Tiibana’s biggest takeaway was seeing the diverse type of work accomplished across NAVAIR.

“From aircraft overhauls in North Island to technological breakthroughs in missile warfare in China Lake,” Tibana said. “Everyone’s work is a building block that when put together it creates the most powerful Navy in the world.”

NLDP is a maximum three-year program that provides training and educational opportunities to promote personal and professional growth for mid- to senior-level civilians, Sailors and Marines who have demonstrated leadership ability.
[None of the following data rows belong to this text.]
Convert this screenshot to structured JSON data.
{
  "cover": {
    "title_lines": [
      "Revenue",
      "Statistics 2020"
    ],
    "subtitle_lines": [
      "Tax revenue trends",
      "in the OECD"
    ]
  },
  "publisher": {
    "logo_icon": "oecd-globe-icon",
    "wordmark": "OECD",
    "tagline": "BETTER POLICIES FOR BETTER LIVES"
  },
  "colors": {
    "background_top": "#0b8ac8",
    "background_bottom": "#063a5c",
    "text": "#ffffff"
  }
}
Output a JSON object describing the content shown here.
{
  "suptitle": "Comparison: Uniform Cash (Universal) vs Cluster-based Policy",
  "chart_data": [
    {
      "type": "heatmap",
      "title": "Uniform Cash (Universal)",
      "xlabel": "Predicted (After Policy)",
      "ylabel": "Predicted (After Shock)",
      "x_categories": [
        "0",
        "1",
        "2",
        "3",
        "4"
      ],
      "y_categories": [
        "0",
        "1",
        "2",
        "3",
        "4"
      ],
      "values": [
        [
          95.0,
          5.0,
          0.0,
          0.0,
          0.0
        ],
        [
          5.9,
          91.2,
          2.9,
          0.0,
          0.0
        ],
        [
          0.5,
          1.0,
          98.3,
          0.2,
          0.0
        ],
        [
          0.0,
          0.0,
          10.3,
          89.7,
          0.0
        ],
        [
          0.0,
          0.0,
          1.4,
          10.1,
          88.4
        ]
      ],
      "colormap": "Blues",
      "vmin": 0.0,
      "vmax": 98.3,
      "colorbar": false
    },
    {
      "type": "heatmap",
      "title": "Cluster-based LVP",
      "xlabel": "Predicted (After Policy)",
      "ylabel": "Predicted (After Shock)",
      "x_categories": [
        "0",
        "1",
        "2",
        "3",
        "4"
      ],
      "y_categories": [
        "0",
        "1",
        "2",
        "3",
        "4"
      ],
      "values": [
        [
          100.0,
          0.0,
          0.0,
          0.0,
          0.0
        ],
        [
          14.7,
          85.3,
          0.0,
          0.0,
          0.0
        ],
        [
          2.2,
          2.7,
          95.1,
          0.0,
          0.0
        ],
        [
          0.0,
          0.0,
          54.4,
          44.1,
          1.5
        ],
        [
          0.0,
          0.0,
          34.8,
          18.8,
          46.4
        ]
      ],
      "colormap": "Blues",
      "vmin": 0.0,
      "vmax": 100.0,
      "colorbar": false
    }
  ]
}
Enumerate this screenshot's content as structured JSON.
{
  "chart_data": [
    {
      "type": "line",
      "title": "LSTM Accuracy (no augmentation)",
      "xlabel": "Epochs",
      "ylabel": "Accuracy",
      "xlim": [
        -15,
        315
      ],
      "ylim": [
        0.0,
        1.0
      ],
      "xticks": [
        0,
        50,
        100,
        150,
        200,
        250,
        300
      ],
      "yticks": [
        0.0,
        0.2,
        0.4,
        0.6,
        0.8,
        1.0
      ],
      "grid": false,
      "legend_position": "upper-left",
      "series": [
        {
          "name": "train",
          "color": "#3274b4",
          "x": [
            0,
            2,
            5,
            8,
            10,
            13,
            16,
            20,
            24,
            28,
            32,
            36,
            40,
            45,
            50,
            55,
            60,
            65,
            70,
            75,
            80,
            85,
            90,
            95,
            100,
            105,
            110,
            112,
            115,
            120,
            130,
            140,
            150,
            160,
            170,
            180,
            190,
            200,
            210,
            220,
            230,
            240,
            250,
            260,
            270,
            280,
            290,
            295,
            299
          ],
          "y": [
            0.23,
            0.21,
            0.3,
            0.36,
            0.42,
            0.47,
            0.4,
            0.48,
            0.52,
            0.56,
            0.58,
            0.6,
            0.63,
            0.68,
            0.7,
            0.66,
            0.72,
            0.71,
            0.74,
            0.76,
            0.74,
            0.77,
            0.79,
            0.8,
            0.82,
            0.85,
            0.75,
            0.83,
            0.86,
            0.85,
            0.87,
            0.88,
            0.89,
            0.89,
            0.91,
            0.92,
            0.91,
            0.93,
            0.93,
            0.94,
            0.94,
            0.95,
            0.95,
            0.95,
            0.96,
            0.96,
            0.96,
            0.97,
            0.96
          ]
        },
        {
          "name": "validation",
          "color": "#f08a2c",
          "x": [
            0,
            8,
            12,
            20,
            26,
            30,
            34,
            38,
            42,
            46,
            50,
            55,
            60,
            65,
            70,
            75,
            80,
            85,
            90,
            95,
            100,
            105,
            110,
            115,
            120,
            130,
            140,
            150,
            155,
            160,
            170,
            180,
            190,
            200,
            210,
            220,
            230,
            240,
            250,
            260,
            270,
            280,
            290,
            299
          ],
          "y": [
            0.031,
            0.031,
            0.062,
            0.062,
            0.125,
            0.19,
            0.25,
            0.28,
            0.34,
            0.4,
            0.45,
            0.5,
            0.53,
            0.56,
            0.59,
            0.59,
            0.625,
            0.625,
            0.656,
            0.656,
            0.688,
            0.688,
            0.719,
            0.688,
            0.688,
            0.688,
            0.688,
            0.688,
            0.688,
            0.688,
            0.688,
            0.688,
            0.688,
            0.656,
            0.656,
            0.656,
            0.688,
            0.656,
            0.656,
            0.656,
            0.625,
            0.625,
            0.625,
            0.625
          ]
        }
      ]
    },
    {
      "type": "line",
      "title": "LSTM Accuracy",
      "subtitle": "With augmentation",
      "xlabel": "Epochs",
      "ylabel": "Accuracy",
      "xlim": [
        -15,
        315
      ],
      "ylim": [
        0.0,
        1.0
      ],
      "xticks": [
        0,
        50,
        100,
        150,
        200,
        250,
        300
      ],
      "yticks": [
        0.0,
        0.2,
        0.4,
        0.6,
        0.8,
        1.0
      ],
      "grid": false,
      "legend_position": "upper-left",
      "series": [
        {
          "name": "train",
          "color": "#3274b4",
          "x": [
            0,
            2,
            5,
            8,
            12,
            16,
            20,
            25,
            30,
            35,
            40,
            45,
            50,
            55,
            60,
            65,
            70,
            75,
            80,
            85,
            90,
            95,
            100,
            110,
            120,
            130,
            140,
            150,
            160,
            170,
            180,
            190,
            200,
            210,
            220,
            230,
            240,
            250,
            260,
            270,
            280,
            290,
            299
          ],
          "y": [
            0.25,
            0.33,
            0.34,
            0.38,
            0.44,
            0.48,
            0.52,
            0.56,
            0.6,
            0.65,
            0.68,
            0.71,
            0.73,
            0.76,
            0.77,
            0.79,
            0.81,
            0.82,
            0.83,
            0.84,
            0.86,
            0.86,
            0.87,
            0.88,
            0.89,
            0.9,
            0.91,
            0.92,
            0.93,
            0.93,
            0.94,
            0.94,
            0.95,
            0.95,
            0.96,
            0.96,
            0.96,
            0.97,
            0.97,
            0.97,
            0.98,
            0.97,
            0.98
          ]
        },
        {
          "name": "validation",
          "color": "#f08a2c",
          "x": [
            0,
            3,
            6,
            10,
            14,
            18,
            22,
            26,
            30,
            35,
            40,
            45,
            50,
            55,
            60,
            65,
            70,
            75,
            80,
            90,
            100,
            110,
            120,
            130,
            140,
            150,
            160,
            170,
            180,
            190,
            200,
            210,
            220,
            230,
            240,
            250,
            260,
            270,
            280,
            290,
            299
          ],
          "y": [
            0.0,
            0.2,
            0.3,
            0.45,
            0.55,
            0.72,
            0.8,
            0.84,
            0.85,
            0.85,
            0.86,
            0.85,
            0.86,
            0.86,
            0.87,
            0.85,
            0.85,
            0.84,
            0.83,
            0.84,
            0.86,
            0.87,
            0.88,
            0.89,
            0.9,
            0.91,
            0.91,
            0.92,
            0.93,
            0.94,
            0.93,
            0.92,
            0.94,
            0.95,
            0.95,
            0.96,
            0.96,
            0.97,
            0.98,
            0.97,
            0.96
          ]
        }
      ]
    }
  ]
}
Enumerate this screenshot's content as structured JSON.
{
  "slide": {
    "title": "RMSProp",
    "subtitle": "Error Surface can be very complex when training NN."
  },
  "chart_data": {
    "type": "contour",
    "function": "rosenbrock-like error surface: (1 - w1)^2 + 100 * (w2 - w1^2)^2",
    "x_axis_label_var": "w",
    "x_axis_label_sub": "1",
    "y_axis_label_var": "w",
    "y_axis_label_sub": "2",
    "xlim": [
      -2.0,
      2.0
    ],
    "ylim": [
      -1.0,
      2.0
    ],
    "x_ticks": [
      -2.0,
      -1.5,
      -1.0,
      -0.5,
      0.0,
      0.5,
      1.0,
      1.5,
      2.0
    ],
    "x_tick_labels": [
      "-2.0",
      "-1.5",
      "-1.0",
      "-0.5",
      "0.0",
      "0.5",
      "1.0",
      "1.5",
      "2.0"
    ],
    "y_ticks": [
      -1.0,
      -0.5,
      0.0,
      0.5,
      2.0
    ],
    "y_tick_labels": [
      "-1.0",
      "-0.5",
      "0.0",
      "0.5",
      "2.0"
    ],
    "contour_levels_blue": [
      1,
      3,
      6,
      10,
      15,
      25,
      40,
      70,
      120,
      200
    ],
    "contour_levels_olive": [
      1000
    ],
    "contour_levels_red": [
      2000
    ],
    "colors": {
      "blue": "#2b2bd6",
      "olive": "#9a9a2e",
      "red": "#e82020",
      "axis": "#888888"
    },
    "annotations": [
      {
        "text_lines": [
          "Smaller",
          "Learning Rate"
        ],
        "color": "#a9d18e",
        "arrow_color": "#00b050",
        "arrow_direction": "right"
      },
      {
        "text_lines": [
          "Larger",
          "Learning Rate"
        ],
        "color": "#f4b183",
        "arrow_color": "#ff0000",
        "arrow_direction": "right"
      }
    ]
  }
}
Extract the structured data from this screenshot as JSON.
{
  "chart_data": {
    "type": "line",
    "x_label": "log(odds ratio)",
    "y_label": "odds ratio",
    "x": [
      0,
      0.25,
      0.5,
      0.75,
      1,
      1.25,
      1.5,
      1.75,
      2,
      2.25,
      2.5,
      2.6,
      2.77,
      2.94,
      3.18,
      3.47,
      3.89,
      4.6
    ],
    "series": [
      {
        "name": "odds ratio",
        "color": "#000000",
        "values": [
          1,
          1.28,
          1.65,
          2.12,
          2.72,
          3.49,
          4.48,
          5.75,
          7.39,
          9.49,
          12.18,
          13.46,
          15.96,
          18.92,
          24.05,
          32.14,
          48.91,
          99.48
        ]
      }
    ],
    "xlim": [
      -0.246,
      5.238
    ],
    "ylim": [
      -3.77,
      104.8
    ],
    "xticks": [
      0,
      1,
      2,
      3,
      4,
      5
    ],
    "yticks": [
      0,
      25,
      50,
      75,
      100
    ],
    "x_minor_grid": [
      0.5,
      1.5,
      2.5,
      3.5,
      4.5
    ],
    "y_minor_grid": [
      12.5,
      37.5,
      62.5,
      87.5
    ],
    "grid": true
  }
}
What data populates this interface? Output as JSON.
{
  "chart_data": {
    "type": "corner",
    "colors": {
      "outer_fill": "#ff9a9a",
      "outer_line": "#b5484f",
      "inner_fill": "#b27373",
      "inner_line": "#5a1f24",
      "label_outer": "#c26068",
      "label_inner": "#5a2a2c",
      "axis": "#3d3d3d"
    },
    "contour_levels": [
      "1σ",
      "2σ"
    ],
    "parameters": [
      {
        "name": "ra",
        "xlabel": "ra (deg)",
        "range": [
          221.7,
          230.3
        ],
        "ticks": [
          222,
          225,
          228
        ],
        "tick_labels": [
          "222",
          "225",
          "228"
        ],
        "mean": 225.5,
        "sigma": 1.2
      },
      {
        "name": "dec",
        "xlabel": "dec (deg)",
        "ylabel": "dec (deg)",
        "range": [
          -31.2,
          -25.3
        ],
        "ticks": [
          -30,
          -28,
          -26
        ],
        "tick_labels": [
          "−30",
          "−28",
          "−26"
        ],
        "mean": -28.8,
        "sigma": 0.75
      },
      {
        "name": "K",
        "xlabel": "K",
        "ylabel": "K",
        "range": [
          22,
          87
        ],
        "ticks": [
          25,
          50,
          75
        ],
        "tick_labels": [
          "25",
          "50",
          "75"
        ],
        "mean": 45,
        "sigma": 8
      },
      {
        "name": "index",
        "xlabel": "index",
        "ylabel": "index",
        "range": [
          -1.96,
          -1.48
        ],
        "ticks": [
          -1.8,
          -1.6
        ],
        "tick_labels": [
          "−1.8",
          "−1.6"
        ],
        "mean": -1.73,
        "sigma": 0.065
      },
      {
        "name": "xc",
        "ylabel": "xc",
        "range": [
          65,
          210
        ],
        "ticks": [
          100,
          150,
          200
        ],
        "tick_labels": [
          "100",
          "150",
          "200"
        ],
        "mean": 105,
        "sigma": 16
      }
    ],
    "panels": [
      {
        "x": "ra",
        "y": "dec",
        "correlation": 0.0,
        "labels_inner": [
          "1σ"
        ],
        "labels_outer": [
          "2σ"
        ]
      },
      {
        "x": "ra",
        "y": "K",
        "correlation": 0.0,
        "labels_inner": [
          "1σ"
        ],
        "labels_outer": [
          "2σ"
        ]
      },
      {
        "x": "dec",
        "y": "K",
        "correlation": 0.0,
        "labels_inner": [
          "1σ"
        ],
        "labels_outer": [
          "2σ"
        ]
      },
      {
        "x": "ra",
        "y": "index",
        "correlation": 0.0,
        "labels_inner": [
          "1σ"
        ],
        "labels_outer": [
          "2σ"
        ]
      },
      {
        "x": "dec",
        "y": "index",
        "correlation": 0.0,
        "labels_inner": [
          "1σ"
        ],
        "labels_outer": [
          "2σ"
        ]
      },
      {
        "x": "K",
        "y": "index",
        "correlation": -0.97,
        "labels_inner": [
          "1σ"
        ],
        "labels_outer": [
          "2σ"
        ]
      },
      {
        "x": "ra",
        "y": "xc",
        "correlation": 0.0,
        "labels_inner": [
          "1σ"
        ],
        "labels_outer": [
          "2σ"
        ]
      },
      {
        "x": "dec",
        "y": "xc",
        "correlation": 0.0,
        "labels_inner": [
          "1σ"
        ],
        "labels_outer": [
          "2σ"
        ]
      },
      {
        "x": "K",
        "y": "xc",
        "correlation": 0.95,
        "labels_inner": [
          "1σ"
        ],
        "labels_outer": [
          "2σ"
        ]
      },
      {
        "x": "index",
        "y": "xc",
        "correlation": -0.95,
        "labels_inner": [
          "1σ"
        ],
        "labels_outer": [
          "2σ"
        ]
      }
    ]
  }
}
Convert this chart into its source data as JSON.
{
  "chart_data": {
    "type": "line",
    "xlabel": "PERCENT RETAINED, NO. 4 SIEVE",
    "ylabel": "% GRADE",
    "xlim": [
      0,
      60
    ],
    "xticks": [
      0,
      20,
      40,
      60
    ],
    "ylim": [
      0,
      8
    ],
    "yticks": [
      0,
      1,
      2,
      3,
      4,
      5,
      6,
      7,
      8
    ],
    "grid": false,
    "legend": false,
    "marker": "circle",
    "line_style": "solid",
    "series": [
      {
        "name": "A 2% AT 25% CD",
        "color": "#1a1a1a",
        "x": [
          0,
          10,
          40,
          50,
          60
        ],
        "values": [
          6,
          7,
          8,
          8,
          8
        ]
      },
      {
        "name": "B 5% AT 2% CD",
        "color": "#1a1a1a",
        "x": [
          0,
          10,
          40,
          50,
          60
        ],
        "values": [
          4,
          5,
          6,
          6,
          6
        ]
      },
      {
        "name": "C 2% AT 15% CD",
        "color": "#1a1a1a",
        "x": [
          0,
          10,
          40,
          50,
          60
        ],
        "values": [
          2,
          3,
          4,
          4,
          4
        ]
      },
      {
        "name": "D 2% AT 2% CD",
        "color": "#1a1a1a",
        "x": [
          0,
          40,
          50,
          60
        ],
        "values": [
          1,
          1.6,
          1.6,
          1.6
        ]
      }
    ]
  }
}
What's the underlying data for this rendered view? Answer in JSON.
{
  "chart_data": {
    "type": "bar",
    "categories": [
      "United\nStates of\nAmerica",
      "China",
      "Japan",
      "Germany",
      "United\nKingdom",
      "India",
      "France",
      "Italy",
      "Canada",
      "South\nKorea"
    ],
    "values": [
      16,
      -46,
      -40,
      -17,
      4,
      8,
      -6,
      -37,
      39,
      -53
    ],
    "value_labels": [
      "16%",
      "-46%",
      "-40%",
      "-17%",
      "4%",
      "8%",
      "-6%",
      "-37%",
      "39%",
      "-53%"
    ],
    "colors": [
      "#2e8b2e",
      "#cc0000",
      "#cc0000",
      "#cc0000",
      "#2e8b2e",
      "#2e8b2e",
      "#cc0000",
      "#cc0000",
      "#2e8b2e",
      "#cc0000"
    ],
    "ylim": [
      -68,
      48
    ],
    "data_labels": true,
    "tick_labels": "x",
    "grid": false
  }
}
The program includes required courses and seminars, shadowing opportunities and developmental assignments, which are six month-long rotations.

“The NLDP program remains one of the best tools for our growing leaders to not only learn of the broad challenges and opportunities across NAVAIR, but also for building relationships with fellow colleagues from all over the command,” said Carreno.

NLDP Program Administrator Julie Guy said the NLDP goals are fully aligned with the commander’s intent to provide employees with as many tools possible to help them lead, mentor, educate, grow and inspire others to perform at the highest levels while also achieving their professional and personal goals.

“We encourage participants to apply what they learn the very next day in their jobs,” said Guy.

Tibana felt the NLDP program allowed him to learn and enhanced his leadership skills.

“It also gave me a taste of the bigger picture that our work matters,” he said. “The networking and knowledge gain during the courses are essential for future leaders. The site visits put our work into perspective.”

Mowle recommends anyone who wants to advance their careers and learn more about NAVAIR to apply to NLDP.

“I was worried it would be too much for me to take on, but it has really flown by and has been a defining opportunity in my career,” she said. “The people I have met and the opportunities the program has created for me are life changing.”

Participants from the NAVAIR Leadership Development Program 2020 cohort shown atop the newly constructed China Lake Air Traffic Control Tower.

Participants from the NAVAIR Leadership Development Program 2020 cohort atop the newly constructed China Lake Air Traffic Control Tower.